IAS officer M Sivasankar’s ‘Aswathamavu’ to give elephantine headache to many

Sivasankar, who is currently posted as principal secretary of sports and youth welfare department, hasn’t informed the government officially about penning a memoir.
File photo of M Sivasankar, former principal secretary to Kerala CM, walks out of the district jail in Kakkanad after being granted bail in the dollar smuggling case. (Photo | A Sanesh, EPS)
File photo of M Sivasankar, former principal secretary to Kerala CM, walks out of the district jail in Kakkanad after being granted bail in the dollar smuggling case. (Photo | A Sanesh, EPS)

THIRUVANANTHAPURAM: It was the name of an elephant, Aswathamavu, that Yudhishtira, the embodiment of truth, used to trick Dronacharya during Kurukshetra war in Mahabharata. Hearing that Aswathamavu (the elephant) died, Drona thought of his son by the same name and couldn’t recover from that rude shock.

Senior IAS officer M Sivasankar has named his memoirs as Aswathamavu verum oru Aana (Aswathamavu is only an Elephant) to convey to readers how central investigation agencies and mainstream media tweaked the truth in relating him to the gold smuggling through diplomatic channel as if to sound them as the truth coming from the ‘official source’.
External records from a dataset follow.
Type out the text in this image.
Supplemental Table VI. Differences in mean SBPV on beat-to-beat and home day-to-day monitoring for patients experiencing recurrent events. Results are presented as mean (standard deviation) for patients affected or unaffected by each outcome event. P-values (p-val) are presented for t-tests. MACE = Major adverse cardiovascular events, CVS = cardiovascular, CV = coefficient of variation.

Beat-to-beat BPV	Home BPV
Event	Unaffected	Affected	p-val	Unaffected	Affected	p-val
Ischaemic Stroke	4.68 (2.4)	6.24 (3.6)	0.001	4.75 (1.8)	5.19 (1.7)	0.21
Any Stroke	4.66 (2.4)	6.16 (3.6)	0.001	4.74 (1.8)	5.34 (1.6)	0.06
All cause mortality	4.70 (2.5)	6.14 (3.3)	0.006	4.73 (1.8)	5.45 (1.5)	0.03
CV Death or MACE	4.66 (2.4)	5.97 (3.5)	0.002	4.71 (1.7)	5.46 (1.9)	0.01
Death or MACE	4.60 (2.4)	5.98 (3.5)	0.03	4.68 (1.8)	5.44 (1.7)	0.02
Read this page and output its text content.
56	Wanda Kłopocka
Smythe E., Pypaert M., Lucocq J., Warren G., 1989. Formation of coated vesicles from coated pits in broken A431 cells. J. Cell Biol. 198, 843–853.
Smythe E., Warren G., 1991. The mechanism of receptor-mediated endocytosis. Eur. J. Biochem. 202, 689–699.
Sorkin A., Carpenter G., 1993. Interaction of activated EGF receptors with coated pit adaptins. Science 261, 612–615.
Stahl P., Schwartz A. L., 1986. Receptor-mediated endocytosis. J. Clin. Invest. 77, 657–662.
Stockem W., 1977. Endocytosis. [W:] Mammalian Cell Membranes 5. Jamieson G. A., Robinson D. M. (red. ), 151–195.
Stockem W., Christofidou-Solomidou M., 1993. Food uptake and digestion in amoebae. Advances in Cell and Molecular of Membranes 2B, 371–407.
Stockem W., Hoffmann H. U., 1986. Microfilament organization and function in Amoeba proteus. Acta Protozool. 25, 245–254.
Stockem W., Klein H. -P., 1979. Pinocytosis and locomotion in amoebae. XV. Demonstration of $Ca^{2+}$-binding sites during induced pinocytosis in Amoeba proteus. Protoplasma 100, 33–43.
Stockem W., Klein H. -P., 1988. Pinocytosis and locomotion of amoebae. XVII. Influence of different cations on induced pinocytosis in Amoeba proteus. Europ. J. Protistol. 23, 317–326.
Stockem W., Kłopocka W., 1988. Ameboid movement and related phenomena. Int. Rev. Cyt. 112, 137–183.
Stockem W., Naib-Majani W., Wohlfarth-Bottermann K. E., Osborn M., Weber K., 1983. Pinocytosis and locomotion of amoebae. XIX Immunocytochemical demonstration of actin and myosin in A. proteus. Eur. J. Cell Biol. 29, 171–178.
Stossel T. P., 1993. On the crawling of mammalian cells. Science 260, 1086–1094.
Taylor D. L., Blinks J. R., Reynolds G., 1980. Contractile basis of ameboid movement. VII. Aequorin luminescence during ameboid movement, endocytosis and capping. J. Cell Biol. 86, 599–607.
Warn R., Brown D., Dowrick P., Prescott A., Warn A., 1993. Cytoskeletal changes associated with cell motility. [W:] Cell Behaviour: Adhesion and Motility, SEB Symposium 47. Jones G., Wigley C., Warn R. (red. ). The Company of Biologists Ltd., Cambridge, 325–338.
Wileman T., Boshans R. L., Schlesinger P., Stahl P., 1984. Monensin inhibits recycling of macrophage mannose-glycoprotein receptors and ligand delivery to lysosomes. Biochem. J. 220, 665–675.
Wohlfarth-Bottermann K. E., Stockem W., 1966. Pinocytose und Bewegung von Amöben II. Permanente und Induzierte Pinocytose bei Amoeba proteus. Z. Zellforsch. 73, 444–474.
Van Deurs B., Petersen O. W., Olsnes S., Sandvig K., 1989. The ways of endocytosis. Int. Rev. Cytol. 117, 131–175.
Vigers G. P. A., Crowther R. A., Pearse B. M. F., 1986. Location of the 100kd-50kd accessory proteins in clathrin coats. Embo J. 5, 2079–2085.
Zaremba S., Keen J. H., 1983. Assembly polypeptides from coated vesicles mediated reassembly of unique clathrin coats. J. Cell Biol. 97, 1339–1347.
Sivasankar, who is currently posted as principal secretary of sports and youth welfare department, hasn’t informed the government officially about penning a memoir. Sources close to him said the civil service conduct rules say there civil servants don’t need government’s prior nod to publish literary work.

In the book, Sivasankar terms UAE consulate former official Swapna Suresh, the mastermind of the gold smuggling racket, as his “former friend”. “I was shell shocked to learn about the illegal activities of Swapna Suresh who had been a close friend for the past three years,” the officer says in the book, excerpts of which were published in the February edition of Pachakuthira literary magazine released on Thursday.

There is nothing to connect me with case, Sivasankar says in book

Sivasankar’s book mainly covers the trying period from June 2020 to February 2021, when he had been accused in the gold smuggling case along with Swapna and was incarcerated subsequently. In the book, Sivasankar admits that Swapna had sought his help to release the baggage confiscated at the airport, but he didn’t intervene.

A detailed account of the interrogation by ED and Customs are part of the book which also alleges that additional solicitor general had lied in the court to ensure the rejection of his anticipatory bail application. “How casually did he (ASG from Delhi) told the court that I was the mastermind and kingpin of gold smuggling. Though I was close to Swapna and family, there was no evidence to link me with the case. Even today, there is nothing to connect me with the case.

What might have compelled the government lawyer to lie to the court?” Sivasankar asks. By analysing the first 90 hours’ interrogation by Enforcement Directorate, Customs and NIA , Sivasankar said there was tremendous pressure on these agencies to link the case with Chief Minister Pinarayi Vijayan. “Media prepared the background for this.

But, some of the officials were reluctant to do that without proper evidence. They wanted some statement against the CM. If it’s my statement, things would be easier. They believed that if arrested, extracting a statement of their choice from me would be easier. But, there was an issue. There were no discrepancies in the statements given by me to various agencies,” he writes. Ravi D C, managing director of DC Books, said the book would reach Kochi, Kottayam and Trivandrum shops on Friday and will be available across the state by Saturday. “We haven’t planned a formal launch considering the Covid situation.

There is nothing that discusses the matters that are sub judice in the book. Sivasankar has written the story in a very different style which we hope will be received by readers,” he told TNIE. Sivasankar, who had been arrested in the gold smuggling case, was released on bail on February 4, 2021, after 98 days in custody. After 17 months, his suspension was revoked in January, this year.